Por octava vez ha fracasado una acusación constitucional promovida por parlamentarios de oposición contra una autoridad del actual gobierno. Esta vez se trataba del delegado presidencial para la Región Metropolitana, Gonzalo Durán, cuestionado por su actuación frente a los incidentes del 10 de abril en el entorno del estadio Monumental, en los que fallecieron dos personas. El libelo fue rechazado ayer tras reunir 63 votos a favor, otros 63 en contra y 14 abstenciones, las que se suman al rechazo.
Como explicación de este fracaso, se ha señalado la abstención de diputados de Demócratas y de la Democracia Cristiana que originalmente se habían manifestado abiertos a apoyar la acusación; en el caso de este último partido, podría haber incidido la difícil negociación parlamentaria que se apronta a sostener con el oficialismo. Por otro lado, se ha dicho, la acusación presentaba debilidades en su fundamentación. Particularmente, en precisar de qué forma específica las actuaciones del delegado —más allá del juicio a que puedan dar lugar— habrían constituido una infracción a la Constitución. Sin embargo —y aun siendo válidos esos análisis—, cuando se insiste una y otra vez en promover acusaciones que terminan invariablemente rechazadas, parece estarse revelando también un problema de otra naturaleza. Uno que, independientemente de los fundamentos de uno u otro libelo y de las circunstancias que rodearon su debate, habla de falencias en la acción política opositora.
Por cierto, quien menos podría rasgar vestiduras por esta situación es el actual oficialismo, el cual durante el gobierno anterior abusó hasta el hartazgo de las acusaciones constitucionales. Más aún, si inicialmente las utilizó como forma de canalizar sus críticas a las autoridades, luego —a partir del estallido de 2019— las transformó en un arma para exacerbar el conflicto político. Eso lo llevó a la irresponsabilidad de acusar constitucionalmente a las autoridades encargadas del orden público cuando el Estado de derecho enfrentaba su más duro desafío; a un exministro de Salud, por un manejo de la pandemia que posteriormente mereció reconocimientos internacionales, o al de Educación, por promover el retorno a clases presenciales.

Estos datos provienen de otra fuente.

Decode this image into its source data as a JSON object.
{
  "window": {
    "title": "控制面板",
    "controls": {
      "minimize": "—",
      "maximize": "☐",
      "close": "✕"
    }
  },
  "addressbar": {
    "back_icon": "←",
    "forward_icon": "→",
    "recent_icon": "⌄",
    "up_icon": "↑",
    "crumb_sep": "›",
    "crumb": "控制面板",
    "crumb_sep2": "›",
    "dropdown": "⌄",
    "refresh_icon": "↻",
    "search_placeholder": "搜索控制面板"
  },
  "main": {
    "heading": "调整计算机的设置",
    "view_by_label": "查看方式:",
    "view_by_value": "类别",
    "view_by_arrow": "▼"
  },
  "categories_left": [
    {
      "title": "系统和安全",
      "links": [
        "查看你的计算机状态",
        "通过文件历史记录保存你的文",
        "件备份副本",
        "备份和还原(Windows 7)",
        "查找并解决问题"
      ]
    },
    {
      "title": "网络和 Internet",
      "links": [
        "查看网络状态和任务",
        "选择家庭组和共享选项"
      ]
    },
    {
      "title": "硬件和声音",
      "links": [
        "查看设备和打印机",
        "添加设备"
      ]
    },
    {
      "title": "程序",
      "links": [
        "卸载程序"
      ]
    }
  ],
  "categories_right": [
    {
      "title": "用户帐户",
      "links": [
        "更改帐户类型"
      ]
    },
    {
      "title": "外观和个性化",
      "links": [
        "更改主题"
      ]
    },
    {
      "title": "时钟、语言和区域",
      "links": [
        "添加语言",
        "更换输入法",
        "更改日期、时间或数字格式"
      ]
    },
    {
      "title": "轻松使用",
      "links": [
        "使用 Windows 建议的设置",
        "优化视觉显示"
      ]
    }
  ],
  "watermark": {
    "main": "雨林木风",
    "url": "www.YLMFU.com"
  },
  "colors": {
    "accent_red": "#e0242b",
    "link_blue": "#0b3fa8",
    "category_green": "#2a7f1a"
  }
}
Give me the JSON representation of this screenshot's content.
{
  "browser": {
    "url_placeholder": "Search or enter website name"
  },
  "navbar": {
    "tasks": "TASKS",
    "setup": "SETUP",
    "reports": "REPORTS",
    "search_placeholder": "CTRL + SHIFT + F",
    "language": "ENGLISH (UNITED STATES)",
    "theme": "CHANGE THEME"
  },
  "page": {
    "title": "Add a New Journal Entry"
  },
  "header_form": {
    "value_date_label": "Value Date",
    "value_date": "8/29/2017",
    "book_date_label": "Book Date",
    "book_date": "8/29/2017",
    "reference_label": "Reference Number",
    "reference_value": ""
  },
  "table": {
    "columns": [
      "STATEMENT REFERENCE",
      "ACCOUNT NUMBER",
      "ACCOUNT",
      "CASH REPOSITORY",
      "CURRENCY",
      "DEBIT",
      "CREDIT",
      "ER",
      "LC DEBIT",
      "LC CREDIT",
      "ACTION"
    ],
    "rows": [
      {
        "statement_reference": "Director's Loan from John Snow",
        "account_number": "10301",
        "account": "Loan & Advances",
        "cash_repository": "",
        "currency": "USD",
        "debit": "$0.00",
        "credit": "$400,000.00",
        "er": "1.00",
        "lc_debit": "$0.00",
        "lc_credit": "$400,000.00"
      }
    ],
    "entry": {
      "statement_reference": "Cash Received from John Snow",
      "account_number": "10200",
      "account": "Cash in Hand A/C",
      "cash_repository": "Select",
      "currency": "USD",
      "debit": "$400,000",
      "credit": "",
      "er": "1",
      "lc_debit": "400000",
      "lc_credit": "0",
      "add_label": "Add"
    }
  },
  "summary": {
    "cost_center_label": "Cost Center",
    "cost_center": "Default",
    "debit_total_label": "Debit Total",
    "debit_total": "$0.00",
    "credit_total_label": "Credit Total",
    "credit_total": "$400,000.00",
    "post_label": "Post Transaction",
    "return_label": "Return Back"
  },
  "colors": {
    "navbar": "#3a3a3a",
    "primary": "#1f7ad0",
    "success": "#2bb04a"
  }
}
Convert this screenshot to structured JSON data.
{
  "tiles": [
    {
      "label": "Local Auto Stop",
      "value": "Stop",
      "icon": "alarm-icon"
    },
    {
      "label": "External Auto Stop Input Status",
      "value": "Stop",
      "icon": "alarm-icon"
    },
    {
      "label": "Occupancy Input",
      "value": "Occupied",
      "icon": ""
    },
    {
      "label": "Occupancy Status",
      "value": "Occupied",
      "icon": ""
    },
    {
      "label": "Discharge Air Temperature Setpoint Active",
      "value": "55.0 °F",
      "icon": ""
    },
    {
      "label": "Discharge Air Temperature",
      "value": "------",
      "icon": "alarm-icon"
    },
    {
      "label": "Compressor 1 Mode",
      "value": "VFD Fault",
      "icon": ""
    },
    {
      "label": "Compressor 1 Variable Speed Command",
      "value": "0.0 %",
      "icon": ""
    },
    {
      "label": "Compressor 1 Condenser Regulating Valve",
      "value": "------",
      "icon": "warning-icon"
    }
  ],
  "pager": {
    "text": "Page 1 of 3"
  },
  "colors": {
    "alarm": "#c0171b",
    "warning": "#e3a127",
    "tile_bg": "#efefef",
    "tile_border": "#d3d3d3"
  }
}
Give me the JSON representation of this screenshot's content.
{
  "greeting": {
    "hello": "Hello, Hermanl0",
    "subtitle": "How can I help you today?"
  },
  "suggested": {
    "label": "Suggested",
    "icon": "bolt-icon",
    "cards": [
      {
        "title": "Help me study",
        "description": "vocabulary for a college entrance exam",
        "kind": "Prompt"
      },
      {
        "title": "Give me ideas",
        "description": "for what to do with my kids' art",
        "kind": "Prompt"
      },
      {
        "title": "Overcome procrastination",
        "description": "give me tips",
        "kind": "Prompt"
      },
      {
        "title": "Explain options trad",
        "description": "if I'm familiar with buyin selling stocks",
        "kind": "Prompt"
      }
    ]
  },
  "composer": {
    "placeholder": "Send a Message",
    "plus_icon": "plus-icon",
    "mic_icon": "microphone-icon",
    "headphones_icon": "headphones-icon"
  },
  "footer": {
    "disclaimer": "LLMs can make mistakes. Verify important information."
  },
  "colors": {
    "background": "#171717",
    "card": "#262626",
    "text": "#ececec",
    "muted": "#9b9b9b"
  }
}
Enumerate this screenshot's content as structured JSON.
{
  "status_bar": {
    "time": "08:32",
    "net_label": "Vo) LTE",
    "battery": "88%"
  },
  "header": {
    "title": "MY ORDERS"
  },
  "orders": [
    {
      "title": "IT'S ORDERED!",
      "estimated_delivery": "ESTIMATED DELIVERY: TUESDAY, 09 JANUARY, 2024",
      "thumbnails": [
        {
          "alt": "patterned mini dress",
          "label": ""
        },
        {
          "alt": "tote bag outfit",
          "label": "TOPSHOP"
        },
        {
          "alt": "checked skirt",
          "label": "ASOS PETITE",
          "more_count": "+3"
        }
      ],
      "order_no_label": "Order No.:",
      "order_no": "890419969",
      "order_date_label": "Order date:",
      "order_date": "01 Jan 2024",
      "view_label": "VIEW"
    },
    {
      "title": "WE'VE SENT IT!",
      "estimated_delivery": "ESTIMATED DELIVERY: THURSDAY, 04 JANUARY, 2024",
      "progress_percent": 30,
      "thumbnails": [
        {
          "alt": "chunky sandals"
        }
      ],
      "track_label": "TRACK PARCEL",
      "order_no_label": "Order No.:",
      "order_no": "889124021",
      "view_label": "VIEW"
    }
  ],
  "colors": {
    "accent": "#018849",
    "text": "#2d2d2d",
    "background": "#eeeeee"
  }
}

Esto, aparte de los dos libelos con los que se pretendió impedir que el Presidente Piñera terminara su período.
La situación actual dista de todo eso, pero no por ello deja de ser problemática. Y es que, tal como la izquierda desnaturalizó las acusaciones constitucionales para transformarlas en un instrumento de guerra política que polarizó el país a niveles extremos, la actual oposición las ha banalizado hasta caer casi en la intrascendencia; la escasa atención pública al libelo contra el delegado Durán es la mejor prueba. Así, en lo que parece una continua apuesta —un “a ver si en esta ocasión sí que resulta”—, los anuncios de acusaciones se han transformado en una forma fácil de reaccionar frente a situaciones que impactan a la opinión pública, sin sopesar al menos su viabilidad. En este juego, asuntos cuya gravedad sí justificaba una presentación de este tipo terminan confundidos con otros de muy disímil entidad, desconcertando a la ciudadanía y dañando aún más la ya menguada credibilidad de las instituciones. Difícilmente ello traerá algún rédito a sus impulsores.